Military appeals court upholds conviction for seaman’s straight sex aboard a vessel

A unanimous five-judge panel of the U.S. Coast Guard Court of Criminal Appeals has refused to vacate a conviction for consensual sodomy, finding that it must continue to apply the military sodomy law until a higher appeals court can determine that the U.S. Supreme Court’s decision in Lawrence v. Texas requires the military to abandon such prosecutions.

The May 14 decision written by Chief Judge Joseph Baum also suggested that consensual sodomy between heterosexuals on a ship could be treated differently from the kind of conduct addressed in the Lawrence case.

Shams I. Abdul-Rahman, a seaman apprentice in the Coast Guard, was charged with unlawfully entering the women’s berth on his ship, the Coast Guard cutter Rush, and “engaging in sexually explicit behavior with four different females on board.” The charges included “one specification of sodomy with a female third class cadet.” Although the prosecution originally charged non-consensual sodomy, ultimately Abdul-Rahman was allowed to plead guilty to consensual sodomy. He was sentenced to a bad conduct discharge and 180 days in the brig.

In appealing his sentence, Abdul-Rahman argued that under last summer’s Supreme Court’s decision in Lawrence v. Texas, which held that the Constitution does not allow states to make it a crime for same-sex partners to engage in oral or anal sex, the military sodomy law, found in Article 125 of the Uniform Code of Military Justice, could not constitutionally be applied to his consensual sodomy with a woman.

Prior cases rejecting constitutional challenges to the military sodomy law were based on Bowers v. Hardwick, the 1986 Georgia sodomy case that the Supreme Court overruled in Lawrence, and the Coast Guard criminal appeals court took the position that until the highest military appeals court, the U.S. Court of Appeals for the Armed Forces, rules on the impact of Lawrence in the military sphere, the Bowers precedent must be applied.

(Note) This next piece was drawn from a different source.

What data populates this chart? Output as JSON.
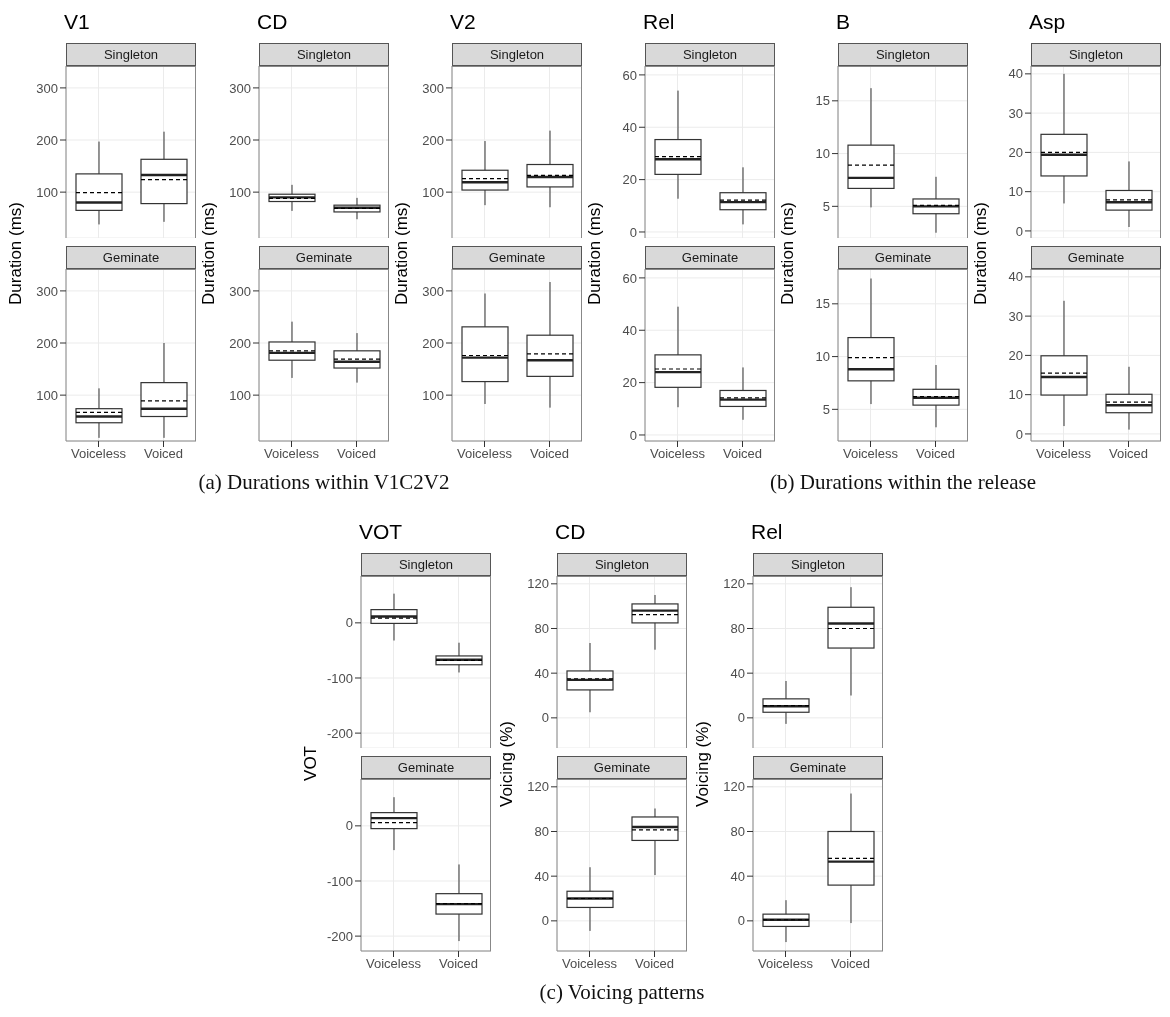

Baum also wrote that even if Bowers were not the ruling precedent, “We believe there are reasons to find Lawrence v. Texas inapplicable to the facts in this case.” According to the ruling, Abdul-Rahman was not lawfully in the women’s berthing area, an area that is not a particularly private place, unlike the private apartment where the arrests were made in the Lawrence case, and most significantly, “the Coast Guard has a legitimate military interest that would justify its intrusion into any sexual act occurring aboard a Coast Guard cutter.”

Baum also noted that even though the final guilty plea was to consensual sodomy, Abdul-Rahman had been charged with non-consensual acts, casting doubt on whether his conduct should be found to qualify for the kind of treatment accorded under Lawrence.

Other cases are pending in the military trial system raising the constitutionality of Article 125, so this case will not be the last word on the issue, but the federal courts have long granted special deference to the Pentagon’s position that rights and liberties commonly upheld in civilian life do not necessarily deserve protections in the military sphere. It remains uncertain whether Lawrence v. Texas will ultimately be held to have decriminalized all consensual sodomy in the military, especially sodomy involving shipmates in the Coast Guard or the Navy while aboard their vessel.